Les acteurs de la distribution se tournent également vers d’autres modes de transport alternatifs lourds pour effectuer l’approche des grandes villes. En 2007, Samada, filiale logistique de Monoprix, a créé un précédent en réalisant l’approche de sa distribution parisienne par le fer. Franprix utilise la Seine depuis 2012. Un exemple d’expérimentation pour faire circuler un tramway de fret est également visible à Paris. En Europe, les organisations multimodales à l’œuvre dans la distribution de colis légers en ville utilisent préférentiellement le transport fluvial et des trains légers à l’exemple des Pays-Bas. En France, Vert chez Vous a mis en œuvre en mai 2012 le premier service associant approche par voie fluviale sur la Seine et livraison finale par triporteurs électriques. Toutefois le colis, fret léger et petits volumes, ne se prête pas forcément à des approches multimodales massifiées selon les termes proposés par les premières expérimentations de Samada, Franprix ou Volkswagen.

Selon les acteurs, les stratégies en la matière sont différentes mais le mouvement touche tous les protagonistes, même les sous-traitants, quoique dans une moindre mesure. Les messagers innovants sont à la pointe quant à l’utilisation de véhicules propres et à l’expérimentation de nouvelles organisations. Il s’agit de leur ADN. C’est également un argument commercial pour attirer de nouveaux clients. Certains clients sont prêts à payer une offre verte et innovante qui colle à leur image. Citons les exemples de Sephora avec le prestataire Deret, Nespresso avec Colizen, Monoprix avec The Green Link, etc.

Chapitre 3 Les stratégies et organisations logistiques des acteurs de la distribution de colis en ville : adaptation, innovation et durabilité

118 Les héritiers, les prestataires logistiques et messagers classiques ne semblent pas en reste même si leur stratégie est moins performative. Elle doit être replacée dans le cadre de stratégies d’entreprises en matière de développement durable et de RSE plus larges. Par exemple, la stratégie Go Green de DHL comprend des engagements de réduction des émissions de CO2 qui ont aiguillonné les choix en matière de véhicule électrique pour la distribution urbaine notamment. L’innovation en matière de véhicule passe à la fois par les partenariats et contrats de sous-traitance avec les nouveaux acteurs et également par des recherches et innovations internes avec une orientation marquée vers le VUL électrique et le design urbain. Ces stratégies sont rendues possibles par les ressources financières importantes de ces entreprises.

Les autres messagers spécialisés, dont l’ADN vert est moins marqué, témoignent néanmoins d’une ouverture progressive, dans « l’air du temps ». Les conséquences en matière de communication et vis-à-vis des collectivités territoriales et des clients sont les premières espérées, en même temps que des gains environnementaux et économiques.

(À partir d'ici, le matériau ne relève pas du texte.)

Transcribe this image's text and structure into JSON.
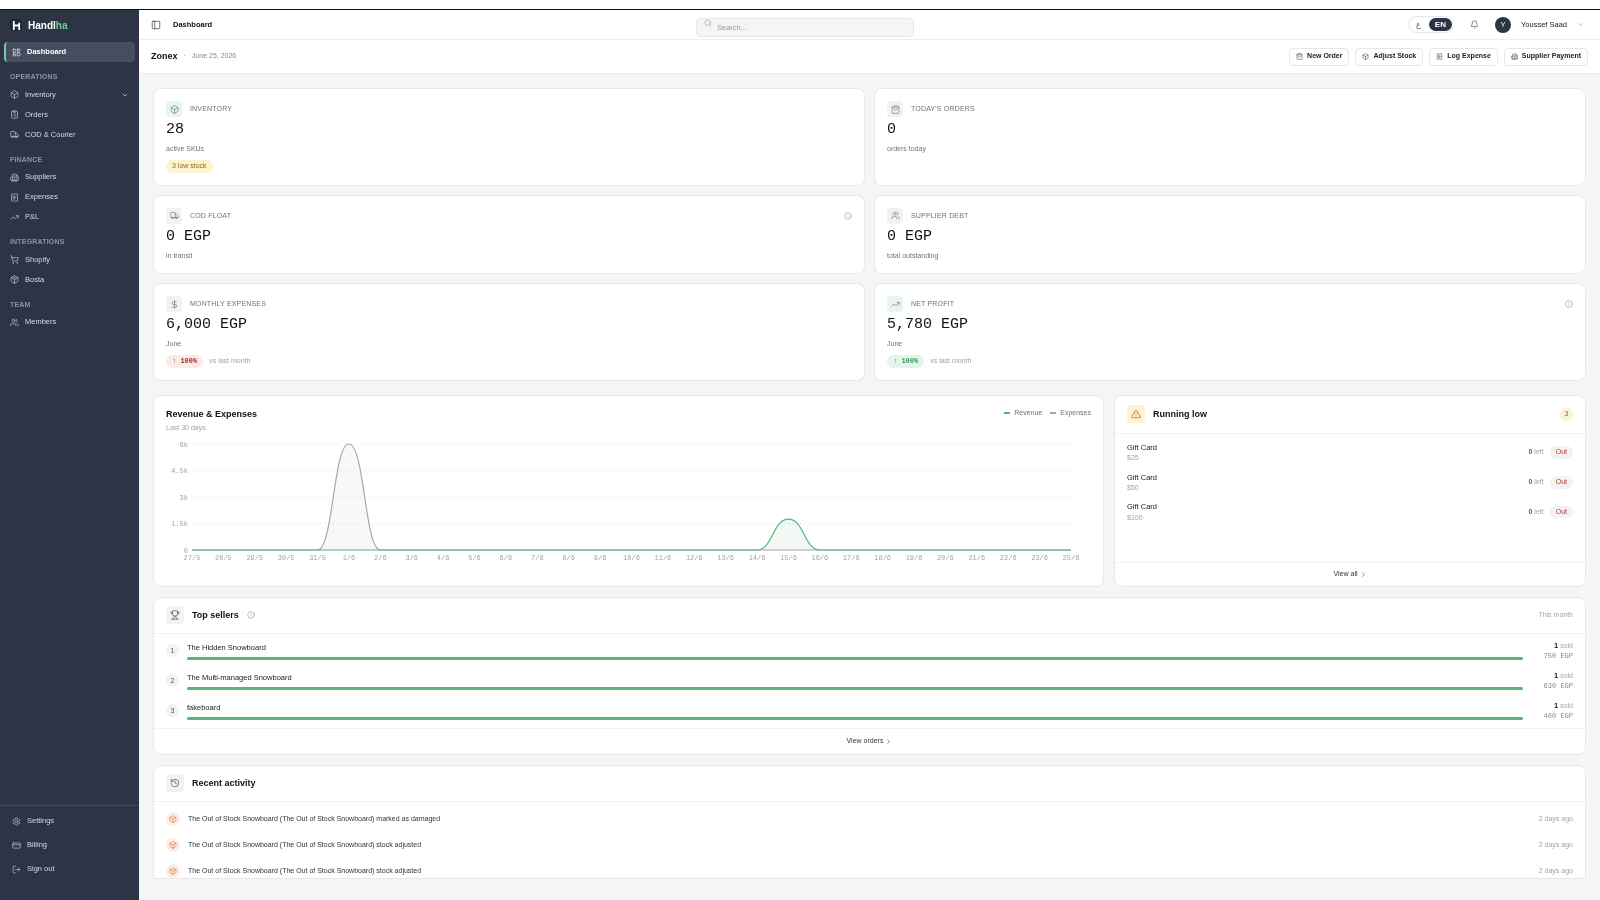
{
  "sidebar": {
    "brand": {
      "text": "Handl",
      "accent": "ha"
    },
    "sections": [
      {
        "items": [
          {
            "label": "Dashboard",
            "selected": true
          }
        ]
      },
      {
        "title": "OPERATIONS",
        "items": [
          {
            "label": "Inventory",
            "selected": false,
            "expanded": false
          },
          {
            "label": "Orders",
            "selected": false
          },
          {
            "label": "COD & Courier",
            "selected": false
          }
        ]
      },
      {
        "title": "FINANCE",
        "items": [
          {
            "label": "Suppliers",
            "selected": false
          },
          {
            "label": "Expenses",
            "selected": false
          },
          {
            "label": "P&L",
            "selected": false
          }
        ]
      },
      {
        "title": "INTEGRATIONS",
        "items": [
          {
            "label": "Shopify",
            "selected": false
          },
          {
            "label": "Bosta",
            "selected": false
          }
        ]
      },
      {
        "title": "TEAM",
        "items": [
          {
            "label": "Members",
            "selected": false
          }
        ]
      }
    ],
    "footer": [
      "Settings",
      "Billing",
      "Sign out"
    ]
  },
  "topbar": {
    "title": "Dashboard",
    "search": {
      "placeholder": "Search..."
    },
    "languages": [
      {
        "label": "ع",
        "selected": false
      },
      {
        "label": "EN",
        "selected": true
      }
    ],
    "user": {
      "initial": "Y",
      "name": "Youssef Saad"
    }
  },
  "header": {
    "store": "Zonex",
    "separator": "·",
    "date": "June 25, 2026",
    "actions": [
      "New Order",
      "Adjust Stock",
      "Log Expense",
      "Supplier Payment"
    ]
  },
  "stats": [
    {
      "label": "INVENTORY",
      "value": "28",
      "sub": "active SKUs",
      "badge": "3 low stock",
      "color": "#e8f5ee"
    },
    {
      "label": "TODAY'S ORDERS",
      "value": "0",
      "sub": "orders today",
      "color": "#f1f2f4"
    },
    {
      "label": "COD FLOAT",
      "value": "0 EGP",
      "sub": "in transit",
      "info": true,
      "color": "#f1f2f4"
    },
    {
      "label": "SUPPLIER DEBT",
      "value": "0 EGP",
      "sub": "total outstanding",
      "color": "#f1f2f4"
    },
    {
      "label": "MONTHLY EXPENSES",
      "value": "6,000 EGP",
      "sub": "June",
      "change": {
        "text": "↑ 100%",
        "color": "#fbeaea",
        "note": "vs last month"
      },
      "color": "#f1f2f4"
    },
    {
      "label": "NET PROFIT",
      "value": "5,780 EGP",
      "sub": "June",
      "change": {
        "text": "↑ 100%",
        "color": "#e5f4eb",
        "note": "vs last month"
      },
      "info": true,
      "color": "#e8f5ee"
    }
  ],
  "revenue_chart": {
    "title": "Revenue & Expenses",
    "subtitle": "Last 30 days",
    "chart_data": {
      "type": "area",
      "grid": true,
      "categories": [
        "27/5",
        "28/5",
        "29/5",
        "30/5",
        "31/5",
        "1/6",
        "2/6",
        "3/6",
        "4/6",
        "5/6",
        "6/6",
        "7/6",
        "8/6",
        "9/6",
        "10/6",
        "11/6",
        "12/6",
        "13/6",
        "14/6",
        "15/6",
        "16/6",
        "17/6",
        "18/6",
        "19/6",
        "20/6",
        "21/6",
        "22/6",
        "23/6",
        "25/6"
      ],
      "series": [
        {
          "name": "Revenue",
          "color": "#5bb37f",
          "values": [
            0,
            0,
            0,
            0,
            0,
            0,
            0,
            0,
            0,
            0,
            0,
            0,
            0,
            0,
            0,
            0,
            0,
            0,
            0,
            1750,
            0,
            0,
            0,
            0,
            0,
            0,
            0,
            0,
            0
          ]
        },
        {
          "name": "Expenses",
          "color": "#a8a8a8",
          "values": [
            0,
            0,
            0,
            0,
            0,
            6000,
            0,
            0,
            0,
            0,
            0,
            0,
            0,
            0,
            0,
            0,
            0,
            0,
            0,
            0,
            0,
            0,
            0,
            0,
            0,
            0,
            0,
            0,
            0
          ]
        }
      ],
      "ylim": [
        0,
        6000
      ],
      "yticks": [
        {
          "value": 0,
          "label": "0"
        },
        {
          "value": 1500,
          "label": "1.5k"
        },
        {
          "value": 3000,
          "label": "3k"
        },
        {
          "value": 4500,
          "label": "4.5k"
        },
        {
          "value": 6000,
          "label": "6k"
        }
      ]
    }
  },
  "running_low": {
    "title": "Running low",
    "count": "3",
    "items": [
      {
        "name": "Gift Card",
        "price": "$25",
        "qty": "0",
        "unit": "left",
        "status": "Out"
      },
      {
        "name": "Gift Card",
        "price": "$50",
        "qty": "0",
        "unit": "left",
        "status": "Out"
      },
      {
        "name": "Gift Card",
        "price": "$100",
        "qty": "0",
        "unit": "left",
        "status": "Out"
      }
    ],
    "link": "View all"
  },
  "top_sellers": {
    "title": "Top sellers",
    "period": "This month",
    "rows": [
      {
        "rank": "1",
        "name": "The Hidden Snowboard",
        "level": 1,
        "qty": "1",
        "unit": "sold",
        "revenue": "750 EGP"
      },
      {
        "rank": "2",
        "name": "The Multi-managed Snowboard",
        "level": 1,
        "qty": "1",
        "unit": "sold",
        "revenue": "630 EGP"
      },
      {
        "rank": "3",
        "name": "fakeboard",
        "level": 1,
        "qty": "1",
        "unit": "sold",
        "revenue": "400 EGP"
      }
    ],
    "link": "View orders"
  },
  "recent_activity": {
    "title": "Recent activity",
    "items": [
      {
        "text": "The Out of Stock Snowboard (The Out of Stock Snowboard) marked as damaged",
        "time": "2 days ago"
      },
      {
        "text": "The Out of Stock Snowboard (The Out of Stock Snowboard) stock adjusted",
        "time": "2 days ago"
      },
      {
        "text": "The Out of Stock Snowboard (The Out of Stock Snowboard) stock adjusted",
        "time": "2 days ago"
      }
    ]
  }
}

Les sous-traitants de plus grande taille, relativement indépendants de leurs donneurs d’ordres, et dont l’activité est diversifiée, présentent également une réflexion vers le véhicule décarboné qui tend à élever la qualité de la sous-traitance. Par exemple, Dilitrans a participé à l’élaboration du Mooville. Autour de la location d’une véhicule électrique peuvent aussi se nouer des partenariats de sous-traitance de plus grande valeur.